KYC isn't a one-shot box-tick — both Binance and Bybit have layered verification levels, each unlocking specific functionality. For Indian P2P traders the upper tiers matter most.
Binance levels
Verified (Basic): government ID + selfie + address. Unlocks ~$50k/day fiat in/out and standard P2P trading. Most Indians stop here.
Verified Plus: proof of address (utility bill, bank statement) + sometimes employment verification. Unlocks higher limits, certain regional features.

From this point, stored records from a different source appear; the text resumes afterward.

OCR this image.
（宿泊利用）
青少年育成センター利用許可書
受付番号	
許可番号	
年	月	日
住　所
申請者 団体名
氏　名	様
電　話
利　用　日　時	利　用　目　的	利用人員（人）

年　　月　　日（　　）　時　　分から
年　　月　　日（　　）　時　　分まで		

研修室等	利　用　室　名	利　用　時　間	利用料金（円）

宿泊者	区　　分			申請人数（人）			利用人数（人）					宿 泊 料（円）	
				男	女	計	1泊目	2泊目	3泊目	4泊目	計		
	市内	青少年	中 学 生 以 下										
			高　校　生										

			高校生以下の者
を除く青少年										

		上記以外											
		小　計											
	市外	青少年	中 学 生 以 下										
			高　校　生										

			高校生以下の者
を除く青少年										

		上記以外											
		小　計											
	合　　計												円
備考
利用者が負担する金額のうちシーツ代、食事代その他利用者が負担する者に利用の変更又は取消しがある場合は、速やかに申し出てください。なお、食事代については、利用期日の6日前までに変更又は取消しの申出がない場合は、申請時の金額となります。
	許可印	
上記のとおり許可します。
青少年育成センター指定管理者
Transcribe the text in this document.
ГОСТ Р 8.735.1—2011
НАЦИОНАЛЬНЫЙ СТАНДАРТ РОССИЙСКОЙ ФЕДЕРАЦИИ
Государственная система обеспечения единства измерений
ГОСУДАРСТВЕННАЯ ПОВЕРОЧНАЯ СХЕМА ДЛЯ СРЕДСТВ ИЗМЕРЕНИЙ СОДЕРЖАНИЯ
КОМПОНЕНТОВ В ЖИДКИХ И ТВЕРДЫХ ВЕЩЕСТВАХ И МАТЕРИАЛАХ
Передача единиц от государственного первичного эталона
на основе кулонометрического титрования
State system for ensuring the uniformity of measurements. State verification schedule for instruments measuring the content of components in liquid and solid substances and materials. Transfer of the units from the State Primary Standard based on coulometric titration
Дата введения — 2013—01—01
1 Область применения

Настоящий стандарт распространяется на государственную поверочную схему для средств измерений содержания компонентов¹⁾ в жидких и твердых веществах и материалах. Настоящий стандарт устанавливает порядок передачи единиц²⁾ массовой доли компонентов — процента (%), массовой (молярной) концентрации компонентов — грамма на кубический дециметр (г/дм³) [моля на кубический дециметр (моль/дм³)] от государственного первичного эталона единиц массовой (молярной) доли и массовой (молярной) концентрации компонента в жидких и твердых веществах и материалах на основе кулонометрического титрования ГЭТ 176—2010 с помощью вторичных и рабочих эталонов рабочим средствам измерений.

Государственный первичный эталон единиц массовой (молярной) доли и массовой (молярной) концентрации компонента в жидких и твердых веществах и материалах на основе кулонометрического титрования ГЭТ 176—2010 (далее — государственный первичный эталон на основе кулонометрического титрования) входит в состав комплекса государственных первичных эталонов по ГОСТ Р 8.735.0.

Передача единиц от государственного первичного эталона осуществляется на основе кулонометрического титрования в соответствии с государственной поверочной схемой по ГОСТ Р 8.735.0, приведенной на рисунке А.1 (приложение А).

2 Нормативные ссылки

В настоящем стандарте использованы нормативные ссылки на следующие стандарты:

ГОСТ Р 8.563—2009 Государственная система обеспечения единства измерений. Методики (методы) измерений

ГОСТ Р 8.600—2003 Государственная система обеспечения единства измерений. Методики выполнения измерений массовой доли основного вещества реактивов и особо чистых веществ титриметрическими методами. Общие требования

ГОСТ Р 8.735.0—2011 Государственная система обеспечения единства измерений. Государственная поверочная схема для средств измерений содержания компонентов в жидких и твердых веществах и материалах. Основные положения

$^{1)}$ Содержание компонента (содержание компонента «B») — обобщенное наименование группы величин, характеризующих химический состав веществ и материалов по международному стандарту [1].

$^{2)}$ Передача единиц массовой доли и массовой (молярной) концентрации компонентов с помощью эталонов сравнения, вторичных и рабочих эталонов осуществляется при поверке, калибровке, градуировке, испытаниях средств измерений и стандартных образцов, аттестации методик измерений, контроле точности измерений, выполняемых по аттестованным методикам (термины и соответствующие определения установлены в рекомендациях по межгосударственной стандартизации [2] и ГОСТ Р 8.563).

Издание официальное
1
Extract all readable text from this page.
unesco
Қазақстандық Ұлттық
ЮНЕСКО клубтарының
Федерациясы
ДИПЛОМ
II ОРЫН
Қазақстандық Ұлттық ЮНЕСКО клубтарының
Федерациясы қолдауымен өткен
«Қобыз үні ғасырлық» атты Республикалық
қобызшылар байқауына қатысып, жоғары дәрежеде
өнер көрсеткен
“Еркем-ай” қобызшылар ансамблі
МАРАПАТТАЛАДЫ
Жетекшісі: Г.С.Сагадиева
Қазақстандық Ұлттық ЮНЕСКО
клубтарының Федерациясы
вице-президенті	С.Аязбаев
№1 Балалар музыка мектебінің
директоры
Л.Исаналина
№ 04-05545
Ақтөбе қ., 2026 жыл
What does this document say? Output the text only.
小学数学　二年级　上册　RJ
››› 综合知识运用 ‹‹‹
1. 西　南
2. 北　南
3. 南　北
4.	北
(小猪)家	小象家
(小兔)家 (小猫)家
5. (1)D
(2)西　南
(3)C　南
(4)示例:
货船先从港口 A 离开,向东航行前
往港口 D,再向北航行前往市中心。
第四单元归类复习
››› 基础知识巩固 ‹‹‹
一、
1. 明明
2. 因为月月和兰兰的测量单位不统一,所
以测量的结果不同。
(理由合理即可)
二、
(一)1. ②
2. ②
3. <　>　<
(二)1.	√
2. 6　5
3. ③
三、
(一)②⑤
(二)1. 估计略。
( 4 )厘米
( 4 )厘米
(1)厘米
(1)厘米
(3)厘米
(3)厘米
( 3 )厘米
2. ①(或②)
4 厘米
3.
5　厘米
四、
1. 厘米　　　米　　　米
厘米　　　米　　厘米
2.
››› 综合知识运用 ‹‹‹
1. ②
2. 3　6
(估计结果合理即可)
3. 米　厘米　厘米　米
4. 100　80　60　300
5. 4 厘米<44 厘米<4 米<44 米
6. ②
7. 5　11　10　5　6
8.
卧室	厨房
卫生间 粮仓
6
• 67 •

P2P Pro / Merchant: requires application + minimum 30-day activity + security deposit. Unlocks the ability to post your own ads with priority placement and lower fees.
Bybit levels
Bybit uses a similar 2-level retail KYC plus Pro Merchant tiering. The thresholds are slightly tighter than Binance for retail and looser for the merchant tier.
Practically, an Indian retail trader rarely needs to go beyond Verified Plus unless they aim to advertise their own ads.
Trade-off considerations
Higher KYC = more data shared with the exchange, which is reported to FIU and reflected in your AIS. This isn't a bad thing for compliance — it's the cost of operating in a regulated venue.
If FIU registration of the exchange is what makes the platform legal in India, KYC is what makes you a legitimate user on that platform. Don't skip it; the trade-off of 'more privacy via lower KYC' has been priced out.
Key takeaways
- Binance and Bybit both run 2-3 retail KYC tiers, with separate merchant tiers.
- Most Indian retail users stop at Verified Plus.
- Higher KYC = larger limits, lower fees, access to merchant features.
- KYC data flows to AIS; treat it as compliance hygiene, not surveillance.